I vantaggi sono diversi:
non c’è bisogno di alcuna motivazione . Si tratta di un prestito non finalizzato: questo significa che, a differenza dei prestiti al consumo, la somma ricevuta non è destinata all’acquisto di un determinato bene (la casa, un’automobile) e non viene richiesta nessuna informazione sulla destinazione del finanziamento;
l’erogazione del prestito è rapida , si può avere un anticipo in 48 ore;
non c’è bisogno di un garante né di una fideiussione, la garanzia del prestito risiede esclusivamente nella stabilità del posto di lavoro;
è possibile estinguere il debito anticipatamente senza penali o costi aggiuntivi, ma questa possibilità dipende dall'ente finanziatore.
Già, ma che cosa capita se si perde il posto di lavoro o si danno le dimissioni? Il datore di lavoro trattiene direttamente dalla liquidazione la parte di debito rimanente. Se la liquidazione non basta, devi continuare a pagare le rate per la parte restante all’istituto che ti ha finanziato. In ogni caso, il contratto prevede automaticamente due polizze assicurative (rischio "vita" e rischio "impiego") che si attivano in caso di morte o di perdita involontaria dell’impiego, che sono già incluse nel costo della rata mensile, che resta fissa per tutta la durata del finanziamento.

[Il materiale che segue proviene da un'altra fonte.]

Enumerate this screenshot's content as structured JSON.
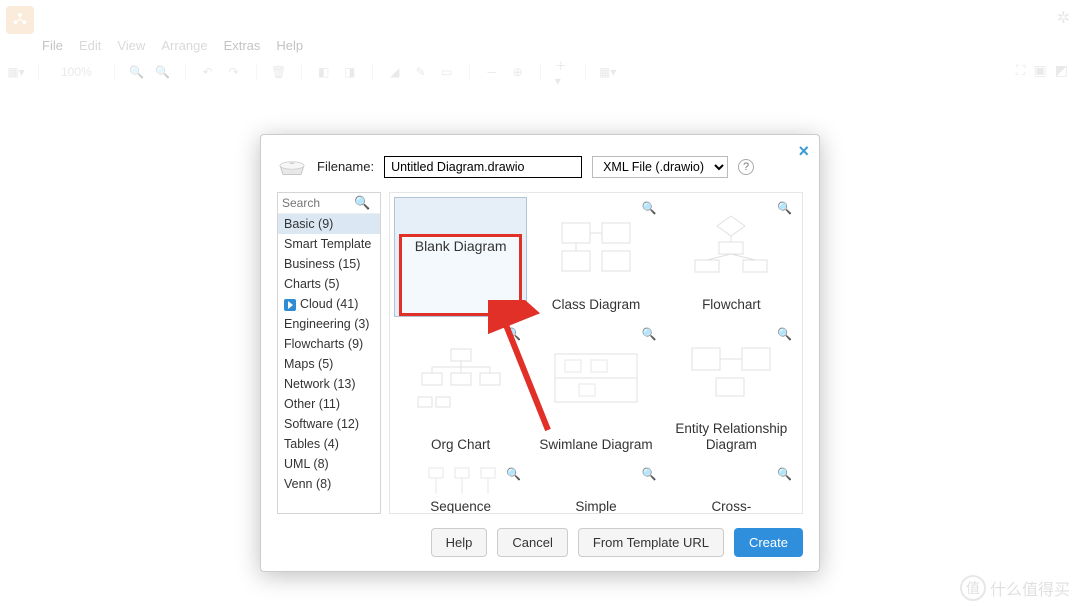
{
  "menu": {
    "file": "File",
    "edit": "Edit",
    "view": "View",
    "arrange": "Arrange",
    "extras": "Extras",
    "help": "Help"
  },
  "toolbar": {
    "zoom": "100%"
  },
  "dialog": {
    "filename_label": "Filename:",
    "filename_value": "Untitled Diagram.drawio",
    "format": "XML File (.drawio)",
    "search_placeholder": "Search"
  },
  "categories": [
    {
      "label": "Basic (9)",
      "selected": true
    },
    {
      "label": "Smart Template"
    },
    {
      "label": "Business (15)"
    },
    {
      "label": "Charts (5)"
    },
    {
      "label": "Cloud (41)",
      "cloud": true
    },
    {
      "label": "Engineering (3)"
    },
    {
      "label": "Flowcharts (9)"
    },
    {
      "label": "Maps (5)"
    },
    {
      "label": "Network (13)"
    },
    {
      "label": "Other (11)"
    },
    {
      "label": "Software (12)"
    },
    {
      "label": "Tables (4)"
    },
    {
      "label": "UML (8)"
    },
    {
      "label": "Venn (8)"
    }
  ],
  "templates": {
    "r1c1": "Blank Diagram",
    "r1c2": "Class Diagram",
    "r1c3": "Flowchart",
    "r2c1": "Org Chart",
    "r2c2": "Swimlane Diagram",
    "r2c3": "Entity Relationship Diagram",
    "r3c1": "Sequence",
    "r3c2": "Simple",
    "r3c3": "Cross-"
  },
  "buttons": {
    "help": "Help",
    "cancel": "Cancel",
    "from_url": "From Template URL",
    "create": "Create"
  },
  "watermark": "什么值得买"
}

Fin qui tutto chiaro, ma rimane da sapere la cosa più importante: il tasso d'interesse . La legge prevede che sia fisso e che non possa essere modificato nel corso del tempo, ma a quanto ammonta? La questione va pattuita con l’istituto che finanzia. Sul contratto sarà chiamato tasso annuo nominale o TAN. Ma il vero barometro della convenienza di un preventivo è il TAEG (Tasso Annuo Effettivo Globale) , un indice che comprende il costo complessivo del finanziamento (gli oneri accessori quali spese di istruttoria, spese di apertura pratica, spese di incasso delle rate e spese assicurative).
Su Internet le società che offrono finanziamenti si sprecano, non rimane che farsi fare un preventivo e trovare il miglior offerente.